Doctors, nurses or activists who have attempted to smuggle medical supplies into the camp have been targeted as well, with some killed and scores in prison, and hospitals in areas under rebel control, such as Palestine Hospital, are regularly shelled.

Staff have been threatened and intimidated on multiple occasions by security service personnel to abandon their humanitarian mission.

Violations from both sides

Elements of the armed opposition are no less innocent, having abused, threatened and extorted medical professionals in the camp, stolen resources and fuel from the hospital and even opened fire within the building.

“Once, some fighters came and demanded we hand over one of our staff, saying she was a collaborator,” said a doctor at the hospital, who asked to be called by his nickname, Abu Hakam. “This is such a loathsome accusation when you consider [that] she, like us, has chosen to stay, serving the people of the community.”

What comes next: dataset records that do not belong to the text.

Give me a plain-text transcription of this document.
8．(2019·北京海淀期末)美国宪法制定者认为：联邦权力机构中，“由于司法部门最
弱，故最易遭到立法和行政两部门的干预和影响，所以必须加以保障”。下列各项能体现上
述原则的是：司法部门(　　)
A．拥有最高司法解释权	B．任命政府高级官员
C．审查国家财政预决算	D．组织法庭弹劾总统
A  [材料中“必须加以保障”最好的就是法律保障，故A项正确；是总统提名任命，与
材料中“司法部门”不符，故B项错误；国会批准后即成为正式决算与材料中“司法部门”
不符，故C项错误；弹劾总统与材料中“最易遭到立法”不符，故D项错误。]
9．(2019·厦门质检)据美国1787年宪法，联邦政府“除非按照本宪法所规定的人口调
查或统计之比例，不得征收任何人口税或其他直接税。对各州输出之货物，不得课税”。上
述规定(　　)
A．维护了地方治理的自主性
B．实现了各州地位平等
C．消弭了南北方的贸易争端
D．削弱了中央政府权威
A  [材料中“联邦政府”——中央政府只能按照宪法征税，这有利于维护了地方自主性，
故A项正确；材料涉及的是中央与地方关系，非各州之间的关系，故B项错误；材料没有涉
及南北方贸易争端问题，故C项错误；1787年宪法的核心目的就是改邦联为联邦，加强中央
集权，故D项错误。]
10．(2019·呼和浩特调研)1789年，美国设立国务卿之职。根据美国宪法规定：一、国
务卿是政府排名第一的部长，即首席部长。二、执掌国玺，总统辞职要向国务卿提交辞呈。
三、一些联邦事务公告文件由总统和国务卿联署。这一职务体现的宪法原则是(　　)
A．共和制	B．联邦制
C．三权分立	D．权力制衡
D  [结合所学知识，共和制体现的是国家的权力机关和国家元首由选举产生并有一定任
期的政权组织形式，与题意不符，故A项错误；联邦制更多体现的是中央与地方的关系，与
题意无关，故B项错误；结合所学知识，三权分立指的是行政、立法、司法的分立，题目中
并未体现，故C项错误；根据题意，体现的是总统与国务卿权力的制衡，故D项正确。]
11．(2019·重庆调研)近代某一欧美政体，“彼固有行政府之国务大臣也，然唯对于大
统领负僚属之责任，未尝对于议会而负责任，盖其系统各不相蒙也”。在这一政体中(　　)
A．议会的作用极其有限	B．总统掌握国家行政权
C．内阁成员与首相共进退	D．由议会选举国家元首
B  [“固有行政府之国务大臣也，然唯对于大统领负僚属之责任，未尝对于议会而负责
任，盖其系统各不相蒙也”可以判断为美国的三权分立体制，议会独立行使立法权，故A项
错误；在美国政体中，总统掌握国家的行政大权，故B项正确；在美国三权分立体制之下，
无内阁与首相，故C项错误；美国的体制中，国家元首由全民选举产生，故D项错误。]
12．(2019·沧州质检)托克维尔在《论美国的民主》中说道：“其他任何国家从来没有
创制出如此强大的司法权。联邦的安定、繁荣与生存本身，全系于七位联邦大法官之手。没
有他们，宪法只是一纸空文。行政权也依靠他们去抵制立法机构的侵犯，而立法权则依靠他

When hospital staff protested and barred the entrance to the hospital, fighters threatened the staff with guns, forced their way through and kidnapped the nurse. Although she was eventually released after extensive interrogations, such incidents increase the vulnerability of medics who remain active in Yarmouk.

Power shortages and electricity cuts are also hobbling efforts to offer even the most basic medical services.

“Because of the cuts in power supply to the camp, we have to use the electrical generators,” described Hussam al-Hariri, a doctor at Palestine Hospital. “This requires fuel, and as everyone knows, the regime blocks the entrance of fuel to the camp.”

“We have to buy fuel at exorbitant prices, even though we said from the outset that we don’t have any political stance,” Hariri added.

On top of all these challenges, Yarmouk camp has become refuge of sorts to many civilian refugees and opposition fighters from the suburbs and countryside south of Damascus. What remains of the camp’s debilitated medical services has to serve these communities as well as the Palestinians who refused to leave.

Despite having been reduced to a most basic level of operations by both the government’s siege on Yarmouk and aggression from members of the armed opposition, for the residents and refugees in Yarmouk, the camp’s medical infrastructure nevertheless remains critical, for they have little else.